我沒搭理,師父於是過來看我的畫,看那麻子猩猩,蹙眉看我,又問一句:“你怎麽了?”

我於是看著那白玉珠子串,想著師父看見這白玉珠子串、餵我羊蠍子湯時眉眼中時不時流露出的傷情,答:“七姐說:‘只讓一個人裝著兩個人之間的回憶,還要看著分外平靜的另一個人,是一件很痛苦的事。’師父,你看著沒有記憶的我,你痛苦嗎?”

我於是去看師父,師父似是被我觸動了,眼睛裏像是有星河,就是我在觀星臺上看到的那滿天銀星,很迷離。還有他手指刺入我額中,撕開我軀殼,看見真正的我——東方九久時的那種傷。

就在所有人都找不到我的時候,我就這麽回來了,沒有記憶地,像另一個人把東方九久占了似的,隔膜了五姐又隔膜了七姐:“師父你覺得陪我再過一段舊時光是真心快樂的嗎?”

師父仍舊不語。

“要不,師父就把所有事都說給我聽吧,讓我都想起來,我就可以繼續隨著時間走了,不用從頭來過。你們,也不用再看著我難受了。我有時候真想知道,我到底是什麽樣的。”

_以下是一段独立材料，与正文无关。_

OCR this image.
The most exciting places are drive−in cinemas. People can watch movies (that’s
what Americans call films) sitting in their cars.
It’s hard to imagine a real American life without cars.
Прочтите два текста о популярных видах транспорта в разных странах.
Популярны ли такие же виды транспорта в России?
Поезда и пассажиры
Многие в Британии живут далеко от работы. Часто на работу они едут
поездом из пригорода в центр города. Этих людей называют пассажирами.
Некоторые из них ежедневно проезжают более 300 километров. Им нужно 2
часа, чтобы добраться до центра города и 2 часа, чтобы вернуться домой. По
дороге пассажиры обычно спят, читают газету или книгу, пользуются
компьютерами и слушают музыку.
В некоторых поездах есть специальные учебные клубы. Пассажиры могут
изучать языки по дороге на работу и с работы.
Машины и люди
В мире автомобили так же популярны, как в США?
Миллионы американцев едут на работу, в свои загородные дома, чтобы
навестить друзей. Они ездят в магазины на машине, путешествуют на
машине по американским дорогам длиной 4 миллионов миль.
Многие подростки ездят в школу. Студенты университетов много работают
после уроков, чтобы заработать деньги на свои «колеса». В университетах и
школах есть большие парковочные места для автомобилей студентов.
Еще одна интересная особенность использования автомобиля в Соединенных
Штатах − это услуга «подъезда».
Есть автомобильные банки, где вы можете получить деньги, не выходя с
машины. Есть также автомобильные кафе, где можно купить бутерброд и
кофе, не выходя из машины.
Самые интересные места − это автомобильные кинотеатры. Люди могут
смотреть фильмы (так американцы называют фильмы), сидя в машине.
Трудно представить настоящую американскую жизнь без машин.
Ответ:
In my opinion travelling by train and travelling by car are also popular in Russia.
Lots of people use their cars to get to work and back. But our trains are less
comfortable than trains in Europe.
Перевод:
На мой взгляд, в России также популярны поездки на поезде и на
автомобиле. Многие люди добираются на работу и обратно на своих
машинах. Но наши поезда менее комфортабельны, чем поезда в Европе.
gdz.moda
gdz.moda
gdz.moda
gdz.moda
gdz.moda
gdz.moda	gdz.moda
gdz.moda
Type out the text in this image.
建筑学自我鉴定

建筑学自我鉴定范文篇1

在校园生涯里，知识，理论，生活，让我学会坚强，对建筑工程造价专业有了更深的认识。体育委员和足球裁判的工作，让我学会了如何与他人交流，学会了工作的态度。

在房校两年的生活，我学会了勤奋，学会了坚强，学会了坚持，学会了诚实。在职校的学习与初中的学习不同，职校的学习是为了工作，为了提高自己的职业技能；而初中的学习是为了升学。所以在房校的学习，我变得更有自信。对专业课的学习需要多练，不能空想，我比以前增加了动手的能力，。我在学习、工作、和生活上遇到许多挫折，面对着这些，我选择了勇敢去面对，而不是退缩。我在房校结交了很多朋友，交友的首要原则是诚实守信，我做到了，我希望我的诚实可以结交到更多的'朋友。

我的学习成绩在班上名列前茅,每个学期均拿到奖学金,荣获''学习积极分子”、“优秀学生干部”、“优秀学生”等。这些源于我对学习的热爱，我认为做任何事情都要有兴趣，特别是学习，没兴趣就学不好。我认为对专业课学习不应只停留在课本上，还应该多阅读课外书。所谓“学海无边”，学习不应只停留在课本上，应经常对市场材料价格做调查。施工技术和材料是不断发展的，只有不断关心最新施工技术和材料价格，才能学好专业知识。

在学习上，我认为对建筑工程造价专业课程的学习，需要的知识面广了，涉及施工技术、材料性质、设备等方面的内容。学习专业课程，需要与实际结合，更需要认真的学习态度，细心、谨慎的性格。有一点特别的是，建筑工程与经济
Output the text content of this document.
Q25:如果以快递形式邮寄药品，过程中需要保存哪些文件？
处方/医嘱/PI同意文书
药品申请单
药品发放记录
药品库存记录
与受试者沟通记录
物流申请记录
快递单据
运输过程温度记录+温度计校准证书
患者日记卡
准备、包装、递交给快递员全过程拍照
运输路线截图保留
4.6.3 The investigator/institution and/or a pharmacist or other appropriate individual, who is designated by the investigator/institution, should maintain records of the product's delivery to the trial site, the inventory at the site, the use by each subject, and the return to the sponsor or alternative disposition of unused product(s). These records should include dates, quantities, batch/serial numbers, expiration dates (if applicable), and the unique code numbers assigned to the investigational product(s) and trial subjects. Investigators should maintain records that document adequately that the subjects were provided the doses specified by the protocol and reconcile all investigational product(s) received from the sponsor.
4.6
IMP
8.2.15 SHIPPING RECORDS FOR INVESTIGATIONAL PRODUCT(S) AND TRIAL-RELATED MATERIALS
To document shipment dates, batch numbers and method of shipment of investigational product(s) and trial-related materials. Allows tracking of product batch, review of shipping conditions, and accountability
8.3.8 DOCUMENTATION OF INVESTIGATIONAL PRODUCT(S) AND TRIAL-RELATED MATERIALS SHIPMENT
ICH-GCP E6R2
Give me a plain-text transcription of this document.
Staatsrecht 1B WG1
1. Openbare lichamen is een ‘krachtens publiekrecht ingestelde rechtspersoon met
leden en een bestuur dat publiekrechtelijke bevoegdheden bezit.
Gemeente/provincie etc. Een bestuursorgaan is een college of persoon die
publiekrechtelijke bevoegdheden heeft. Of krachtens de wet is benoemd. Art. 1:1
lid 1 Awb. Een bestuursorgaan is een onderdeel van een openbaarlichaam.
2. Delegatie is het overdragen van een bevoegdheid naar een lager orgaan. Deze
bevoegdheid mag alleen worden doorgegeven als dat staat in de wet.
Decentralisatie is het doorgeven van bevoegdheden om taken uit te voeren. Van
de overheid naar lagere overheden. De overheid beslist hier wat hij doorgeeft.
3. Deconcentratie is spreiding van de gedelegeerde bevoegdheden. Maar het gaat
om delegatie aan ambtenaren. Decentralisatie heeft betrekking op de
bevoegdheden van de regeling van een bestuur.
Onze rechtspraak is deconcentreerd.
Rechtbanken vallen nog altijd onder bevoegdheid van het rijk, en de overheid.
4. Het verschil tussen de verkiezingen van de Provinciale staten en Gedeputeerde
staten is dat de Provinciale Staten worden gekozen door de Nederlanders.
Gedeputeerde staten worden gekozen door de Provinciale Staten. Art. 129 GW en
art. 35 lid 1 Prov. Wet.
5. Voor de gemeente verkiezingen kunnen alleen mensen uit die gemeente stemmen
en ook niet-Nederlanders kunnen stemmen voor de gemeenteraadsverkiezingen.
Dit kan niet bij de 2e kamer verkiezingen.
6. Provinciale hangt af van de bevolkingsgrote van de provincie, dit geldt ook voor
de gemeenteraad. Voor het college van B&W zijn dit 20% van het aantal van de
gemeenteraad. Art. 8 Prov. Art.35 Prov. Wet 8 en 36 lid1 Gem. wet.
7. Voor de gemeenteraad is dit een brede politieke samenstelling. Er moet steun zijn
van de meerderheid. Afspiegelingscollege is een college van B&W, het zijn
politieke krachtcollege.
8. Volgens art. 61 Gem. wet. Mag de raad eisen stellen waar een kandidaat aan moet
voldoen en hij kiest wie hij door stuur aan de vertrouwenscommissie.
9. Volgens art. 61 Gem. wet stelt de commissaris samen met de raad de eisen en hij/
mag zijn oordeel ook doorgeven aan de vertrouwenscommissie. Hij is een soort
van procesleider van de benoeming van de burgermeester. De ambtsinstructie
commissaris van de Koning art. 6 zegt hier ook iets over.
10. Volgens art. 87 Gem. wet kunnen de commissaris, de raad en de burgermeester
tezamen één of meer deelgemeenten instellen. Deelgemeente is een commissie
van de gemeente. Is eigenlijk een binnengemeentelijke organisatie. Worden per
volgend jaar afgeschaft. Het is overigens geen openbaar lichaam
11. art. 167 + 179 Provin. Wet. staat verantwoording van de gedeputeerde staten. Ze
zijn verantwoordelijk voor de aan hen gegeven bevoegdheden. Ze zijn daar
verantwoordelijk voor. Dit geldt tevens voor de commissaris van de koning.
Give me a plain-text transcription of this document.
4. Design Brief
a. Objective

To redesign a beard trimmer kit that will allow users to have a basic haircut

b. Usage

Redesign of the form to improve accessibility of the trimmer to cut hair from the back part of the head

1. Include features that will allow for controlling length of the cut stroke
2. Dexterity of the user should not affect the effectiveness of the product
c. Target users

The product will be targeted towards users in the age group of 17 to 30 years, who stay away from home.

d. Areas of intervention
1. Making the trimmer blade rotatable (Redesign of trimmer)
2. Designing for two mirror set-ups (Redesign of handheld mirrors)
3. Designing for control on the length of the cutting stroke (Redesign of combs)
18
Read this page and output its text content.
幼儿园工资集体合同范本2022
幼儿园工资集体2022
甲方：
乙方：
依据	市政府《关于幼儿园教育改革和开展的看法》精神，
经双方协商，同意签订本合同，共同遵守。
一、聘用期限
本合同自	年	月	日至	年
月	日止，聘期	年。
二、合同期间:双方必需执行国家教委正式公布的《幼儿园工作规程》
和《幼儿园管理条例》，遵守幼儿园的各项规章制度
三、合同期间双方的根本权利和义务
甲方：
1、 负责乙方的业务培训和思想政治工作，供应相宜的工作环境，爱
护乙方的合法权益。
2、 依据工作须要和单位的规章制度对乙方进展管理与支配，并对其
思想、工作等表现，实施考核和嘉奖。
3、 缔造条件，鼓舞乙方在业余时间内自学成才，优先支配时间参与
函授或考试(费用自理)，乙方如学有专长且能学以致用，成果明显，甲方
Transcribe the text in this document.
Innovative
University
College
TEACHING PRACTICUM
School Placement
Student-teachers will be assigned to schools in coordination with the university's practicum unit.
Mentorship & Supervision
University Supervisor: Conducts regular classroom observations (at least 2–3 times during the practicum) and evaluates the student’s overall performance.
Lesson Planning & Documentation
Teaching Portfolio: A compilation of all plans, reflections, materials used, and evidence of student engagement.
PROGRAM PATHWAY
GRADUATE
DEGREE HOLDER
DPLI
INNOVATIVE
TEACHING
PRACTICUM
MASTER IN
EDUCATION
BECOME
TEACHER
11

師父卻道:“如若全告訴你,這百年來那麽多事,一幕幕一件件一樁樁一並入腦海,怕你會受不住,怕不止是暈倒那麽簡單了。與其讓你全憶起來,我倒希望時間永遠在這一段,慢慢消磨,並不很傷心,權當我也再回憶一遍了。”

“師父怎麽會這麽想呢?”

“因為這是我最快樂的時光。”

我的心忽然猛顫一下。

我看師父的眼越來越朦朧,不知道是自己的眼起霧了,還是師父的眼起霧了,還是我們的眼都起霧了。我忍不住抱著師父,道:“師父,那我就順其自然地慢慢想就是了,你也不要總是想著以前了,以前和現在終究還是不太一樣的,譬如……譬如我變得狡猾了些……終歸不是以前啊。反正,反正我都一直陪著師父的,即使不和以前一模一樣,這也是師父開心的時光對吧。”

末了,我松開師父:“帶我去新的地方吧,比如街市。”

“……”

我感覺師父面色很不對勁,我急忙道:“我方才說的話都是真心的,只有最後一句是即興加的。”

師父面色仍不好,我低下頭去:“雖然我知道你不太相信。”

“信。”師父道一聲,也不知道是不是真的。只是師父為我又鋪好一張雪白的宣紙,執筆舔飽了墨遞給我:“天快亮了,好好畫一張,畫好了去睡一覺,我下朝了帶你去逛街市。”

我於是笑起來,接過筆:“是!師父是不是覺得我說的很是有理?”

“還好吧,”師父起身,看著桌上那白玉珠子串,“走的時候別把它忘了。”

“得令!”

師父皺眉:“說‘是’。”

“得令!”

“……”

“啊不,是!”我無比真誠地瞪大了眼睛,眨巴眨巴著看師父。